Will's storyline is more showy and intrepid, which is why I'm glad the pilot focused a lot more on Katie, and the day-to-day challenges she has to handle as a subject of the occupation. Following a lead for some home-brewed insulin, for instance, gives us a glimpse at the underground economy, and when the deal goes bad, she readily takes control in a way we can tell she never would have considered in her previous life. I've never thought Callies was anything but annoying in previous roles I've seen her play, but her Katie is refreshingly competent, and by the end of the episode we find out that she's actually much braver than her husband.
The promos reveal that Will -- controversially -- takes a job working for the proxy government; before the occupation, he was basically an FBI bounty hunter, and Snyder wants him to do the same thing here, dismantling a Resistance that has been taking violent action against proxy forces. If you've seen The Grey Zone (which you should, though it's not exactly a super-fun experience), you know that collaboration with a corrupt regime is immoral, and that's basically Katie's position here. But Will agrees to work for Snyder on the condition that Charlie is returned to his family -- which Snyder dangles as a possible reward for exceptional results. (Jacobson, by the way, is having a great time, and his smarmy Snyder enters the mostly pretty dour pilot at the perfect time to inject a little humour.) "This is why you don't have kids!" I yelled as this bargain is struck. Adults can understand taking potentially dangerous principled stances, but you can't just do that if you're a parent and you might get killed and orphan or otherwise endanger your children! It's just not worth it! My prejudices aside: the episode does well validating both Katie's and Will's more or less opposite responses to this situation.
There's some business with Bram, the couple's teenaged son, doing a little gray market barter at school. But he's not in the episode much and that is the correct decision on producers' parts.
Josh Holloway is (a) not that interesting a performer and (b) STILL HAS HIS SAWYER HAIR. He's pushing fifty! It's unseemly!

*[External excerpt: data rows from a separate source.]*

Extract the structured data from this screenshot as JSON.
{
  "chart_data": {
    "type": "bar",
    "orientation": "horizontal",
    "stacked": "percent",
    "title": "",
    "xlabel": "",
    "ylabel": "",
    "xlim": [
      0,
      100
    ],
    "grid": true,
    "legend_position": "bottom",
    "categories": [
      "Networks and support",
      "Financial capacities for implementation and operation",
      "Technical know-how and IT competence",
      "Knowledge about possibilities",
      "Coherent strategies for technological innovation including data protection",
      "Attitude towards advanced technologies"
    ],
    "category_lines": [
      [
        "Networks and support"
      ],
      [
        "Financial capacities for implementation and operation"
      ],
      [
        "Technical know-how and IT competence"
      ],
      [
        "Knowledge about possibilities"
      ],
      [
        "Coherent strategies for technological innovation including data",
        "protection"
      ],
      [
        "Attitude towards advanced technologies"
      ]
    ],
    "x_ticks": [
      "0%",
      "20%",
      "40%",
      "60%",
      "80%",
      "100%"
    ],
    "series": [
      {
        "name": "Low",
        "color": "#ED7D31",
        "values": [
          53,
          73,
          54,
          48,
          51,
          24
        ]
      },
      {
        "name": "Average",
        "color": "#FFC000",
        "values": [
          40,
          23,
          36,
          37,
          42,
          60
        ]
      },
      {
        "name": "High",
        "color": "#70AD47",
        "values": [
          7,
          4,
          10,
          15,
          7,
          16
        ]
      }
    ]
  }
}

His whole storyline in this episode is already pretty rote -- rough conditions for inmates, tough-guy posturing with a dude who could have him killed -- and now that it's established that future episodes are going to have him doing typical cop-procedural things, I care about Will even less.
Then there's the special effects. As I mentioned above, the production doesn't overreach by trying to make us believe in CG aliens or whatever the hell when obviously a basic-cable budget would not allow for that to be convincing. But there's still a moment early on where we see the aftermath of a vehicle explosion and it really looks cheap.
Finally, while Bram isn't in it that much, there are hints that there's a girl at school he particularly likes, and as we all know from Homeland, you can't create a world in which adults are doing shit that might get them killed at any moment and then toss in a pile of teenage romance.
I kind of expected it to be as boring and terrible as the network's Dig, which I think we turned off before the cold open was even over. This is better than that, but my TV time is precious and limited and this wasn't so great that I personally feel I really need to see more.